= Oklahoma Ordnance Works =

Government-owned facility in Mayes County, Oklahoma, US

The Oklahoma Ordnance Works (OOW) was a government-owned, contractor-operated (GOCO) facility that was built in Mayes County, Oklahoma to produce smokeless powder and other military explosives that were to be used during World War II. The facility was closed from 1946 until 1954, when production resumed until 1956, then closed again. In 1960, it was sold to the Oklahoma Ordnance Works Authority (OOWA), which converted most of the facility to become the mid America Industrial Park.

==Background==
In July 1941, the War Department decided to build a munitions manufacturing facility between Chouteau and Pryor in Mayes County, Oklahoma. Site selection criteria included an ample supply of water and hydroelectric power, relatively level ground and an available local work force.
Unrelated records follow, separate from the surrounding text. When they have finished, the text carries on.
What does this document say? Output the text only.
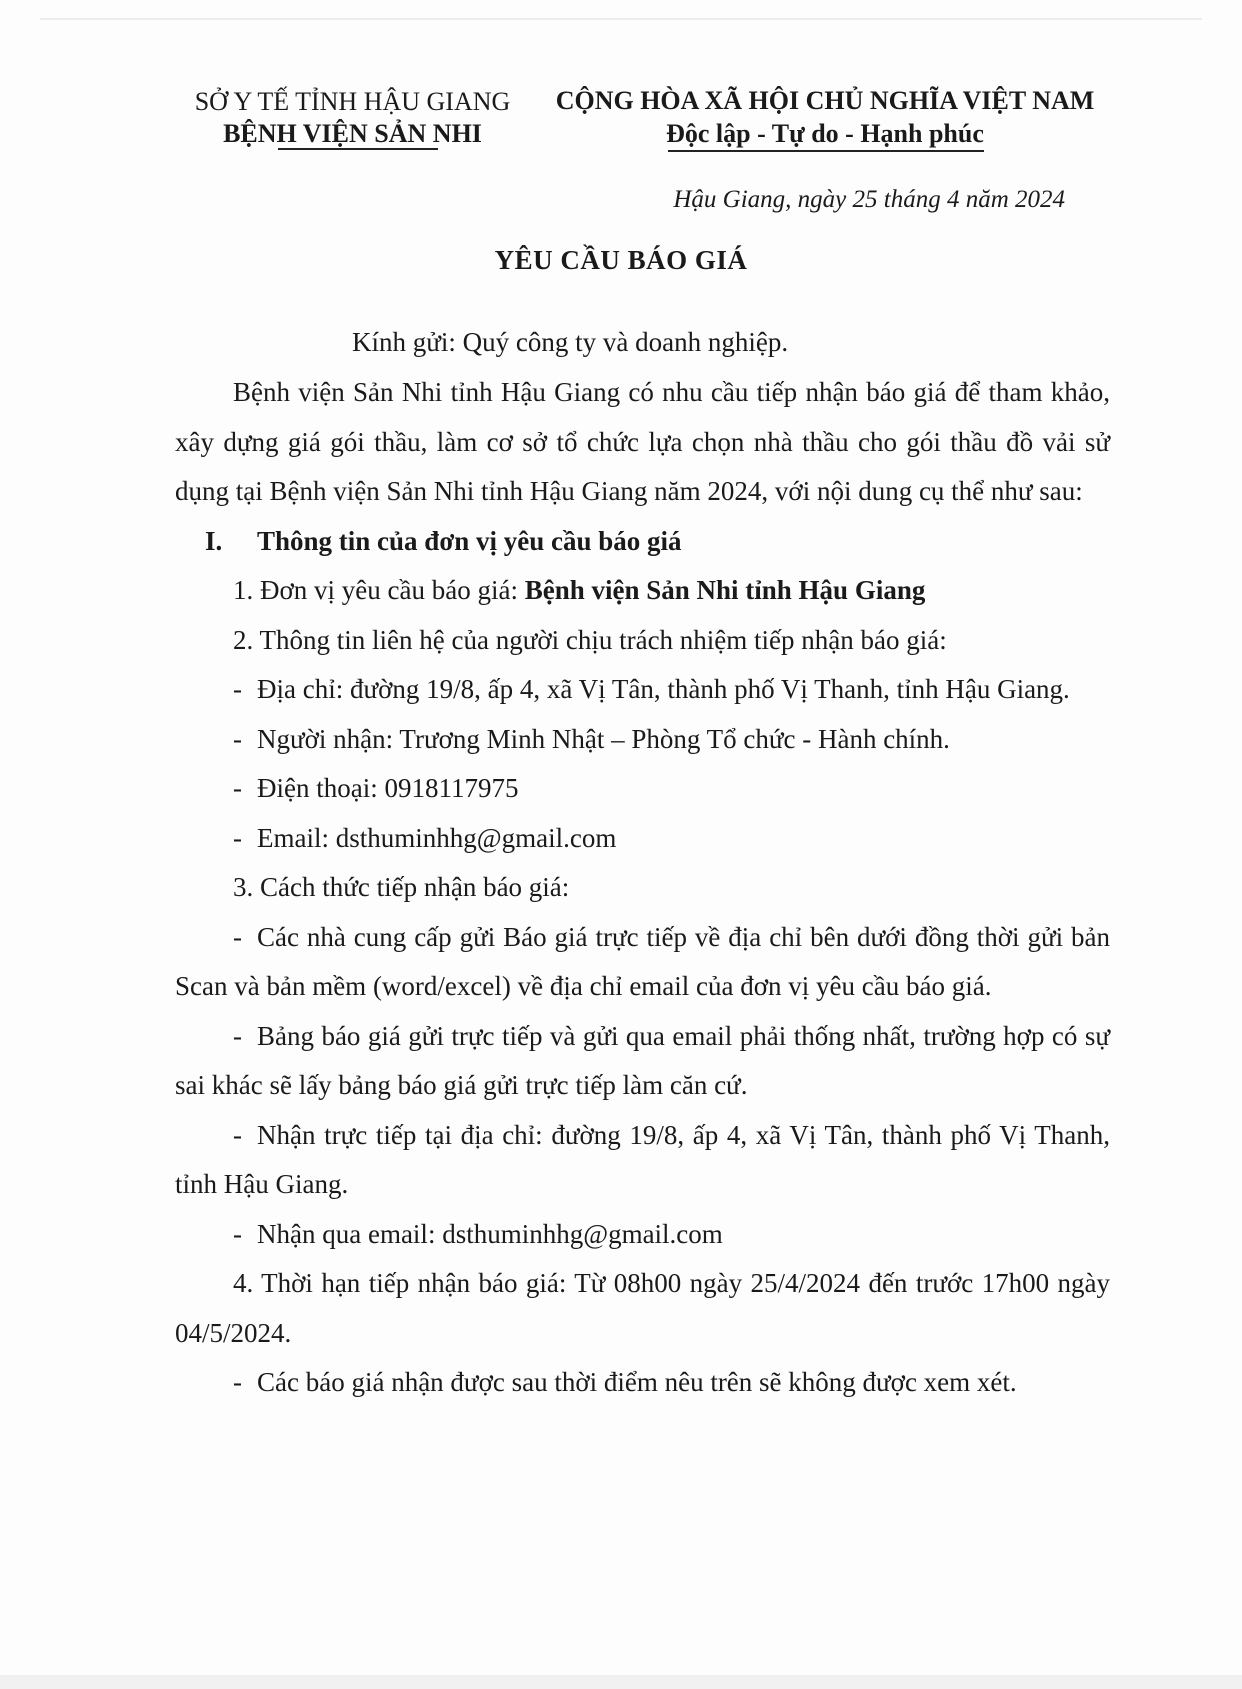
SỞ Y TẾ TỈNH HẬU GIANG
BỆNH VIỆN SẢN NHI
CỘNG HÒA XÃ HỘI CHỦ NGHĨA VIỆT NAM
Độc lập - Tự do - Hạnh phúc
Hậu Giang, ngày 25 tháng 4 năm 2024
YÊU CẦU BÁO GIÁ
Kính gửi: Quý công ty và doanh nghiệp.

Bệnh viện Sản Nhi tỉnh Hậu Giang có nhu cầu tiếp nhận báo giá để tham khảo, xây dựng giá gói thầu, làm cơ sở tổ chức lựa chọn nhà thầu cho gói thầu đồ vải sử dụng tại Bệnh viện Sản Nhi tỉnh Hậu Giang năm 2024, với nội dung cụ thể như sau:

I. Thông tin của đơn vị yêu cầu báo giá

1. Đơn vị yêu cầu báo giá: Bệnh viện Sản Nhi tỉnh Hậu Giang

2. Thông tin liên hệ của người chịu trách nhiệm tiếp nhận báo giá:

- Địa chỉ: đường 19/8, ấp 4, xã Vị Tân, thành phố Vị Thanh, tỉnh Hậu Giang.

- Người nhận: Trương Minh Nhật – Phòng Tổ chức - Hành chính.

- Điện thoại: 0918117975

- Email: dsthuminhhg@gmail.com

3. Cách thức tiếp nhận báo giá:

- Các nhà cung cấp gửi Báo giá trực tiếp về địa chỉ bên dưới đồng thời gửi bản Scan và bản mềm (word/excel) về địa chỉ email của đơn vị yêu cầu báo giá.

- Bảng báo giá gửi trực tiếp và gửi qua email phải thống nhất, trường hợp có sự sai khác sẽ lấy bảng báo giá gửi trực tiếp làm căn cứ.

- Nhận trực tiếp tại địa chỉ: đường 19/8, ấp 4, xã Vị Tân, thành phố Vị Thanh, tỉnh Hậu Giang.

- Nhận qua email: dsthuminhhg@gmail.com

4. Thời hạn tiếp nhận báo giá: Từ 08h00 ngày 25/4/2024 đến trước 17h00 ngày 04/5/2024.

- Các báo giá nhận được sau thời điểm nêu trên sẽ không được xem xét.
Completion of the nearby Pensacola Dam in 1940 had assured this site would have adequate supplies of electricity and water.

==History==
===Initial phase===
During the summer of 1941, the government began buying approximately 15,000 acres of land for the facility. Concurrently, the duPont Company began designing the plant to produce smokeless powder. Although the project, now designated as the Oklahoma Ordnance Works (OOW), was originally estimated to cost $32 million, by September 1941, the estimate had risen to about $80 million. The plant started up in June 1942 and began actual production of smokeless powder in September.

===Expansion===
In January 1942, the government formed a War Production Board began to expand powder and munitions production plants. In March 1942, a TNT plant was constructed. Other production plants included those for nitric acid, sulfuric acid and tetryl. Production continued until the war ended in 1945. By the end of the war, the complex covered 16273 acre containing 487 buildings, 24 residences, 50 mi of railroad track, and four complete water systems. Ultimately, the OOW produced more than 400000000 lb of smokeless powder and 90000000 lb of TNT and tetryl. Production ceased on August 16, 1945.

===Prisoner of war camp===
During autumn 1944, some vacant dormitories at the OOW complex were used to house German prisoners of war. They were separated from the rest of the complex by fenced perimeters patrolled by U. S. Army military police and manned guard towers. Some prisoners were allowed to perform farm work, escorted by armed guards, as allowed by the Geneva Convention. Apparently none worked in the OOW facilities. Prisoners were repatriated beginning in the fall of 1945.

===Reactivation and disposition===
The complex was put up for sale in 1946, but there were no bidders. The General Services Administration (GSA) sold the electric power and water plants to the state of Oklahoma. The Department of Defense (DOD), successor to the War Department, decided to keep the rest of the complex, then reactivated the plant for production from 1954 until 1956.

GSA then offered the facility for lease in 1958. Instead, it was sold in 1960 to the State of Oklahoma. The Oklahoma Ordnance Works Authority (OOWA), a public trust, was formed in December 1960 to redevelop and administer twelve thousand acres of the complex into the mid America Industrial Park.

==Effect on Oklahoma economy==
OOW had a major impact on the economy of eastern Oklahoma. Most importantly, it was a source of employment for thousands of people. Other projects were begun to house the five to ten thousand workers who would be needed to build and operate the facility. The area enclosed by Chouteau, Pryor and Locust Grove, Oklahoma began to be known as the "Golden Triangle," because of its sudden economic boom. A $500,000 sewer and water improvement project for Chouteau was funded by OOW. The United States Housing Authority built 500 homes for workers in Pryor, while the Home Owners' Loan Corporation funded 335 more. Because of the conversion to an industrial park, the net positive impact has continued into the 21st Century.